Setiap sore, Rahmat berjalan kaki pergi dan pulang di petak Lempuyangan-Maguwo untuk memastikan keamanan lintasan sebelum kereta-kereta melesat melaluinya.

Baca Juga: Puasa Bikin GERD Kambuh? Dokter Penyelamat Deddy Corbuzier Ungkap Faktanya

Dalam seminggu, ia hanya mendapatkan waktu istirahat satu hari saja.
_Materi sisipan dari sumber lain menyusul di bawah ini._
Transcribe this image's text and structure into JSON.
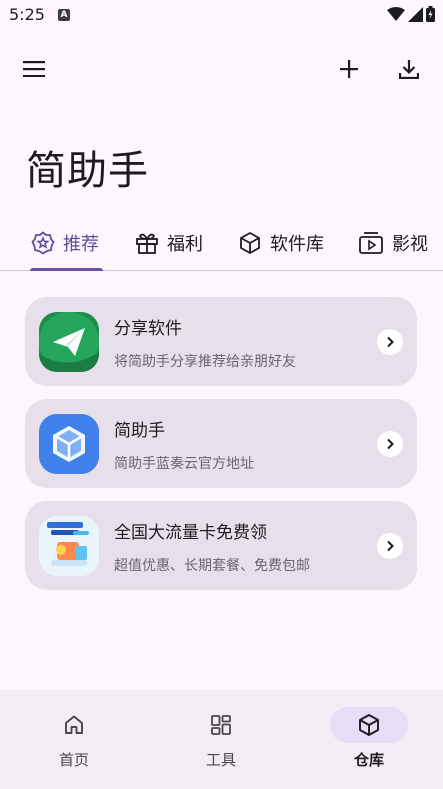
{
  "status_bar": {
    "time": "5:25",
    "notification_letter": "A"
  },
  "app_bar": {
    "menu_icon": "menu-icon",
    "add_icon": "plus-icon",
    "download_icon": "download-icon"
  },
  "page_title": "简助手",
  "tabs": [
    {
      "label": "推荐",
      "icon": "star-badge-icon",
      "active": true
    },
    {
      "label": "福利",
      "icon": "gift-icon",
      "active": false
    },
    {
      "label": "软件库",
      "icon": "cube-icon",
      "active": false
    },
    {
      "label": "影视",
      "icon": "tv-play-icon",
      "active": false
    }
  ],
  "cards": [
    {
      "title": "分享软件",
      "subtitle": "将简助手分享推荐给亲朋好友",
      "icon": "paper-plane-icon",
      "icon_color": "#1e8e4e"
    },
    {
      "title": "简助手",
      "subtitle": "简助手蓝奏云官方地址",
      "icon": "cube-app-icon",
      "icon_color": "#3d7de6"
    },
    {
      "title": "全国大流量卡免费领",
      "subtitle": "超值优惠、长期套餐、免费包邮",
      "icon": "sim-card-promo-icon",
      "icon_color": "#e8f3fb"
    }
  ],
  "bottom_nav": [
    {
      "label": "首页",
      "icon": "home-icon",
      "active": false
    },
    {
      "label": "工具",
      "icon": "grid-icon",
      "active": false
    },
    {
      "label": "仓库",
      "icon": "cube-icon",
      "active": true
    }
  ],
  "colors": {
    "accent": "#6750a4",
    "background": "#fdf7fd",
    "card": "#e7e0eb"
  }
}
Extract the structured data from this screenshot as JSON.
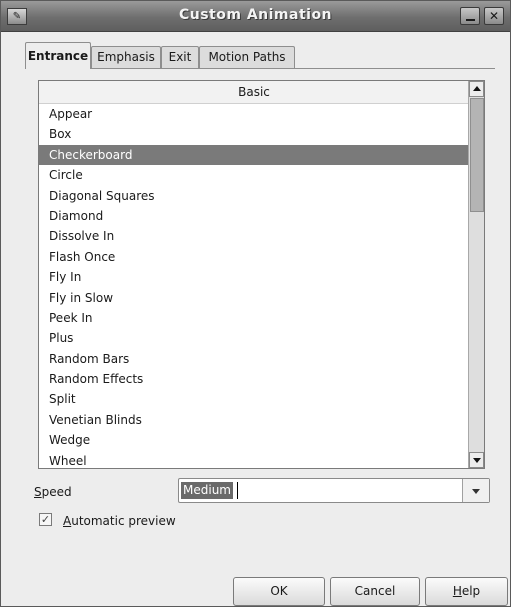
{
  "window": {
    "title": "Custom Animation"
  },
  "tabs": [
    {
      "label": "Entrance",
      "active": true
    },
    {
      "label": "Emphasis",
      "active": false
    },
    {
      "label": "Exit",
      "active": false
    },
    {
      "label": "Motion Paths",
      "active": false
    }
  ],
  "effects": {
    "category": "Basic",
    "selected": "Checkerboard",
    "items": [
      "Appear",
      "Box",
      "Checkerboard",
      "Circle",
      "Diagonal Squares",
      "Diamond",
      "Dissolve In",
      "Flash Once",
      "Fly In",
      "Fly in Slow",
      "Peek In",
      "Plus",
      "Random Bars",
      "Random Effects",
      "Split",
      "Venetian Blinds",
      "Wedge",
      "Wheel"
    ]
  },
  "speed": {
    "label_mnemonic": "S",
    "label_rest": "peed",
    "value": "Medium"
  },
  "preview": {
    "checked": true,
    "checkmark": "✓",
    "label_mnemonic": "A",
    "label_rest": "utomatic preview"
  },
  "buttons": {
    "ok": "OK",
    "cancel": "Cancel",
    "help_mnemonic": "H",
    "help_rest": "elp"
  },
  "colors": {
    "selection": "#7a7a7a",
    "titlebar": "#6e6e6e"
  }
}
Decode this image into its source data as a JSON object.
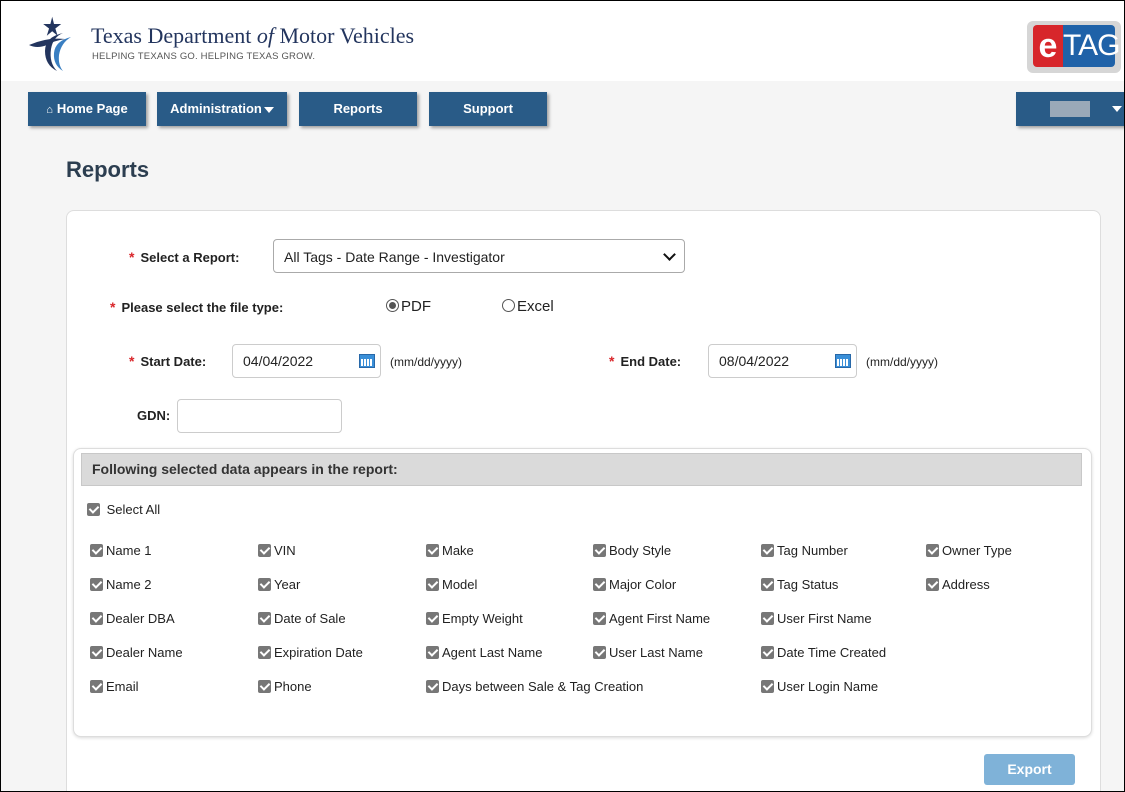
{
  "header": {
    "agency_name_part1": "Texas Department ",
    "agency_name_of": "of",
    "agency_name_part2": " Motor Vehicles",
    "tagline": "HELPING TEXANS GO. HELPING TEXAS GROW.",
    "etag_e": "e",
    "etag_tag": "TAG"
  },
  "nav": {
    "home": "Home Page",
    "administration": "Administration",
    "reports": "Reports",
    "support": "Support"
  },
  "page": {
    "title": "Reports"
  },
  "form": {
    "select_report_label": "Select a Report:",
    "select_report_value": "All Tags - Date Range - Investigator",
    "file_type_label": "Please select the file type:",
    "file_type_options": [
      "PDF",
      "Excel"
    ],
    "file_type_selected": "PDF",
    "start_date_label": "Start Date:",
    "start_date_value": "04/04/2022",
    "end_date_label": "End Date:",
    "end_date_value": "08/04/2022",
    "date_format": "(mm/dd/yyyy)",
    "gdn_label": "GDN:",
    "gdn_value": ""
  },
  "data_fields": {
    "heading": "Following selected data appears in the report:",
    "select_all": "Select All",
    "rows": [
      [
        "Name 1",
        "VIN",
        "Make",
        "Body Style",
        "Tag Number",
        "Owner Type"
      ],
      [
        "Name 2",
        "Year",
        "Model",
        "Major Color",
        "Tag Status",
        "Address"
      ],
      [
        "Dealer DBA",
        "Date of Sale",
        "Empty Weight",
        "Agent First Name",
        "User First Name"
      ],
      [
        "Dealer Name",
        "Expiration Date",
        "Agent Last Name",
        "User Last Name",
        "Date Time Created"
      ],
      [
        "Email",
        "Phone",
        "Days between Sale & Tag Creation",
        "User Login Name"
      ]
    ]
  },
  "actions": {
    "export": "Export"
  },
  "colors": {
    "nav_bg": "#295b87",
    "required": "#d9262b",
    "export_bg": "#7fb2d8",
    "etag_red": "#d7262b",
    "etag_blue": "#1f62a8"
  }
}
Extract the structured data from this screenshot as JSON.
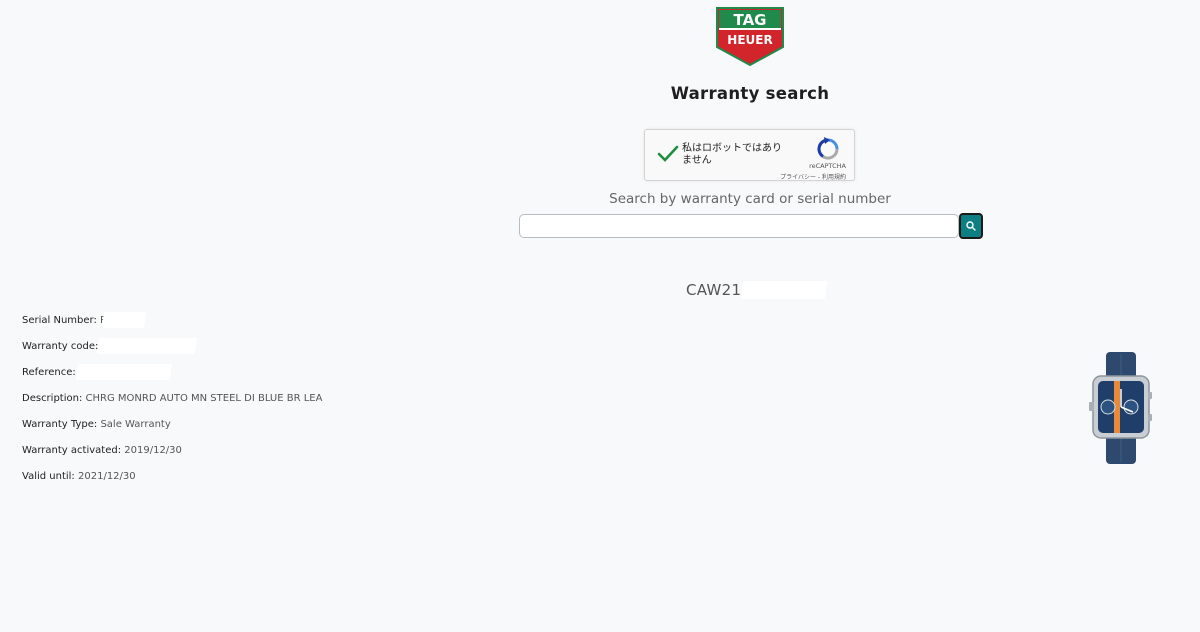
{
  "header": {
    "logo_top": "TAG",
    "logo_bottom": "HEUER",
    "title": "Warranty search"
  },
  "recaptcha": {
    "label": "私はロボットではありません",
    "brand": "reCAPTCHA",
    "links": "プライバシー - 利用規約",
    "checked": true
  },
  "search": {
    "label": "Search by warranty card or serial number",
    "value": "",
    "placeholder": ""
  },
  "result": {
    "reference_prefix": "CAW211",
    "fields": [
      {
        "label": "Serial Number:",
        "value": "R"
      },
      {
        "label": "Warranty code:",
        "value": ""
      },
      {
        "label": "Reference:",
        "value": ""
      },
      {
        "label": "Description:",
        "value": "CHRG MONRD AUTO MN STEEL DI BLUE BR LEA"
      },
      {
        "label": "Warranty Type:",
        "value": "Sale Warranty"
      },
      {
        "label": "Warranty activated:",
        "value": "2019/12/30"
      },
      {
        "label": "Valid until:",
        "value": "2021/12/30"
      }
    ]
  },
  "colors": {
    "accent": "#0d7f83",
    "logo_red": "#d2252b",
    "logo_green": "#1f8a4c",
    "check_green": "#1e8e3e",
    "background": "#f8f9fb"
  },
  "icons": {
    "search": "search-icon",
    "check": "checkmark-icon",
    "recaptcha": "recaptcha-logo-icon"
  }
}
"Untuk petak ini Lempuyangan-Maguwo itu sepanjang 6,8 km untuk sekali jalan dan pemeriksaan saya pulang pergi itu berarti sekitar 13,6 km," tuturnya.

Ibadah di Tengah Terik dan Lelah

Petugas Pemeriksa Jalur (PPJ), Rahmat Haryanto (36) di rel Stasiun Lempuyangan Yogyakarta, Selasa (24/2/2026). (Suara.com/Hiskia)

Bulan Ramadan memberikan tantangan tersendiri bagi Rahmat. Jika pada hari biasa warga asli Yogyakarta itu bisa beristirahat di tengah jalur sambil melepas dahaga.

Kini ketika ramadan, ia harus menyesuaikan diri dengan kondisi tubuh yang sedang berpuasa. Tugas yang diberikannya itu tidak membuat Rahmat lesu.

Ia tetap menjalankan tugasnya dengan penuh tanggung jawab tanpa menjadikannya alasan puasa untuk bermalas-malasan.